Aquella sociedad a la que Cicerón dedicó su De senectute nada tiene que ver con la de hoy en día, donde predomina el menosprecio por la vejez, tal vez porque ya no necesite de los saberes de los veteranos y prefiera los ordenadores
La vieja imagen de la vejez es vieja y valga la redundancia y abundan quienes siguen teniendo en la cabeza los rancios clichés de septuagenarios y octogenarios llenos de achaques y drásticamente disminuidos. No es así. Con la edad tal vez perdamos memoria y agilidad mental, pero nuestra visión del mundo cambia para expandirse. Un estudio de la Universidad de Harvard llega a la conclusión de que la gente cuando pasa de los 60 años no sólo mejora la inteligencia, sino que también la felicidad aumenta. Con la edad se pierde fuerza y vitalidad, pero se gana autoridad, reflexión y buen juicio. Lo proclamó hace muchos años un romano sabio. Lo que sucede es que aquella sociedad a la que Cicerón dedicó su De senectute nada tiene que ver con la de hoy en día, donde predomina el menosprecio por la vejez, tal vez porque ya no necesite de los saberes de los veteranos y prefiera los ordenadores. A los 80 años y no digamos a los 70 queda mucha vida por delante. Según datos que tengo a mano, el año pasado los ciudadanos españoles con 65 o más años sobrepasaron los nueve millones de personas y cerca de dos millones superaron los ochenta años, lo cual es un logro social y cultural imponente.
Lo primero que el hombre necesita para envejecer es tener decoro, esto es, envejecer sin frivolidad y con los pies bien pegados al suelo
A lo largo de mi vida he aprendido varias lecciones. Una, que hacerse mayor no es malo y nadie lo es tanto como para no pensar vivir otro año más. La segunda, que la mejor medicina para evitar que la edad te derrote, es mantener activas las habilidades del cuerpo y las potencias del alma. Y la tercera, que para aplicar la anterior antes has de vencer ciertos prejuicios adversos sobre la edad. En cierta ocasión Picasso escribió que «cuando se es joven de verdad, se es joven para toda la vida», cosa que repito cuando tengo oportunidad, pues me parece una sentencia luminosa.
El peligro está cuando se aspira a más de lo razonable. Si mis buenos amigos y grandes magistrados y fiscales y yo hubiéramos ambicionado, por ejemplo, ser «balones de oro», «nobeles de la Paz» o «premios Cervantes», lo más probable es que a estas alturas nos sintiéramos bastante frustrados. Eso es lo que les pasa a muchos; que quieren ser obispos cuando el destino real, siendo generosos, no pasa de curas de su pueblo. Lo primero que el hombre necesita para envejecer es tener decoro, esto es, envejecer sin frivolidad y con los pies bien pegados al suelo.
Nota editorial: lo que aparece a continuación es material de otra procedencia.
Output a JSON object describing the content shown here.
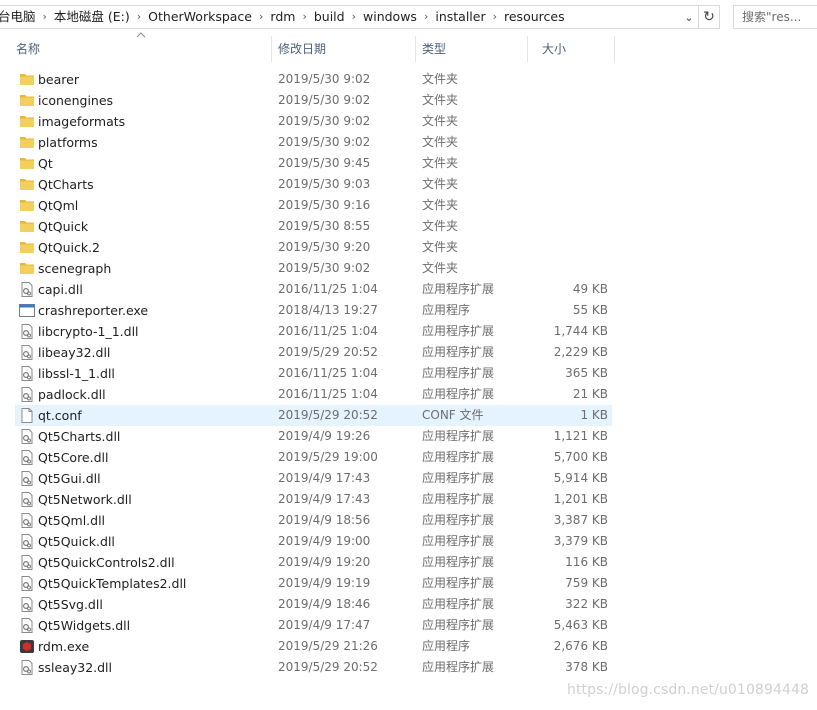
{
  "address": {
    "crumbs": [
      "台电脑",
      "本地磁盘 (E:)",
      "OtherWorkspace",
      "rdm",
      "build",
      "windows",
      "installer",
      "resources"
    ],
    "refresh_glyph": "↻",
    "dropdown_glyph": "⌄"
  },
  "search": {
    "text": "搜索\"res..."
  },
  "columns": {
    "name": "名称",
    "date": "修改日期",
    "type": "类型",
    "size": "大小"
  },
  "colors": {
    "folder": "#e8b73a",
    "selected_row": "#e5f3ff",
    "header_text": "#4c607a"
  },
  "files": [
    {
      "icon": "folder-icon",
      "name": "bearer",
      "date": "2019/5/30 9:02",
      "type": "文件夹",
      "size": ""
    },
    {
      "icon": "folder-icon",
      "name": "iconengines",
      "date": "2019/5/30 9:02",
      "type": "文件夹",
      "size": ""
    },
    {
      "icon": "folder-icon",
      "name": "imageformats",
      "date": "2019/5/30 9:02",
      "type": "文件夹",
      "size": ""
    },
    {
      "icon": "folder-icon",
      "name": "platforms",
      "date": "2019/5/30 9:02",
      "type": "文件夹",
      "size": ""
    },
    {
      "icon": "folder-icon",
      "name": "Qt",
      "date": "2019/5/30 9:45",
      "type": "文件夹",
      "size": ""
    },
    {
      "icon": "folder-icon",
      "name": "QtCharts",
      "date": "2019/5/30 9:03",
      "type": "文件夹",
      "size": ""
    },
    {
      "icon": "folder-icon",
      "name": "QtQml",
      "date": "2019/5/30 9:16",
      "type": "文件夹",
      "size": ""
    },
    {
      "icon": "folder-icon",
      "name": "QtQuick",
      "date": "2019/5/30 8:55",
      "type": "文件夹",
      "size": ""
    },
    {
      "icon": "folder-icon",
      "name": "QtQuick.2",
      "date": "2019/5/30 9:20",
      "type": "文件夹",
      "size": ""
    },
    {
      "icon": "folder-icon",
      "name": "scenegraph",
      "date": "2019/5/30 9:02",
      "type": "文件夹",
      "size": ""
    },
    {
      "icon": "dll-icon",
      "name": "capi.dll",
      "date": "2016/11/25 1:04",
      "type": "应用程序扩展",
      "size": "49 KB"
    },
    {
      "icon": "exe-icon",
      "name": "crashreporter.exe",
      "date": "2018/4/13 19:27",
      "type": "应用程序",
      "size": "55 KB"
    },
    {
      "icon": "dll-icon",
      "name": "libcrypto-1_1.dll",
      "date": "2016/11/25 1:04",
      "type": "应用程序扩展",
      "size": "1,744 KB"
    },
    {
      "icon": "dll-icon",
      "name": "libeay32.dll",
      "date": "2019/5/29 20:52",
      "type": "应用程序扩展",
      "size": "2,229 KB"
    },
    {
      "icon": "dll-icon",
      "name": "libssl-1_1.dll",
      "date": "2016/11/25 1:04",
      "type": "应用程序扩展",
      "size": "365 KB"
    },
    {
      "icon": "dll-icon",
      "name": "padlock.dll",
      "date": "2016/11/25 1:04",
      "type": "应用程序扩展",
      "size": "21 KB"
    },
    {
      "icon": "file-icon",
      "name": "qt.conf",
      "date": "2019/5/29 20:52",
      "type": "CONF 文件",
      "size": "1 KB",
      "selected": true
    },
    {
      "icon": "dll-icon",
      "name": "Qt5Charts.dll",
      "date": "2019/4/9 19:26",
      "type": "应用程序扩展",
      "size": "1,121 KB"
    },
    {
      "icon": "dll-icon",
      "name": "Qt5Core.dll",
      "date": "2019/5/29 19:00",
      "type": "应用程序扩展",
      "size": "5,700 KB"
    },
    {
      "icon": "dll-icon",
      "name": "Qt5Gui.dll",
      "date": "2019/4/9 17:43",
      "type": "应用程序扩展",
      "size": "5,914 KB"
    },
    {
      "icon": "dll-icon",
      "name": "Qt5Network.dll",
      "date": "2019/4/9 17:43",
      "type": "应用程序扩展",
      "size": "1,201 KB"
    },
    {
      "icon": "dll-icon",
      "name": "Qt5Qml.dll",
      "date": "2019/4/9 18:56",
      "type": "应用程序扩展",
      "size": "3,387 KB"
    },
    {
      "icon": "dll-icon",
      "name": "Qt5Quick.dll",
      "date": "2019/4/9 19:00",
      "type": "应用程序扩展",
      "size": "3,379 KB"
    },
    {
      "icon": "dll-icon",
      "name": "Qt5QuickControls2.dll",
      "date": "2019/4/9 19:20",
      "type": "应用程序扩展",
      "size": "116 KB"
    },
    {
      "icon": "dll-icon",
      "name": "Qt5QuickTemplates2.dll",
      "date": "2019/4/9 19:19",
      "type": "应用程序扩展",
      "size": "759 KB"
    },
    {
      "icon": "dll-icon",
      "name": "Qt5Svg.dll",
      "date": "2019/4/9 18:46",
      "type": "应用程序扩展",
      "size": "322 KB"
    },
    {
      "icon": "dll-icon",
      "name": "Qt5Widgets.dll",
      "date": "2019/4/9 17:47",
      "type": "应用程序扩展",
      "size": "5,463 KB"
    },
    {
      "icon": "app-icon",
      "name": "rdm.exe",
      "date": "2019/5/29 21:26",
      "type": "应用程序",
      "size": "2,676 KB"
    },
    {
      "icon": "dll-icon",
      "name": "ssleay32.dll",
      "date": "2019/5/29 20:52",
      "type": "应用程序扩展",
      "size": "378 KB"
    }
  ],
  "watermark": "https://blog.csdn.net/u010894448"
}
Con rotundas palabras, Camilo José Cela, auténtico paradigma de fusión entre la vida y la literatura, me dijo, recién cumplidos los 80 años, que sólo cuando se renuncia a ser joven la vejez se presenta y barre todas las ilusiones, noble idea que, varios siglos antes, Lope de Vega, que murió sin tan siquiera llegar a mayor, había expuesto en su Égloga piscatoria al proclamar que en los campos de la vida no hay más que una primavera. A la juventud no la domina el calendario, pese a su desbocado deshojar. La clave reside en el espíritu de cada cual y tengo para mí que viejo es quien considera que su tarea está cumplida. Es decir, el que se levanta sin metas y se acuesta sin esperanzas. Saber envejecer es una obra maestra del arte de vivir.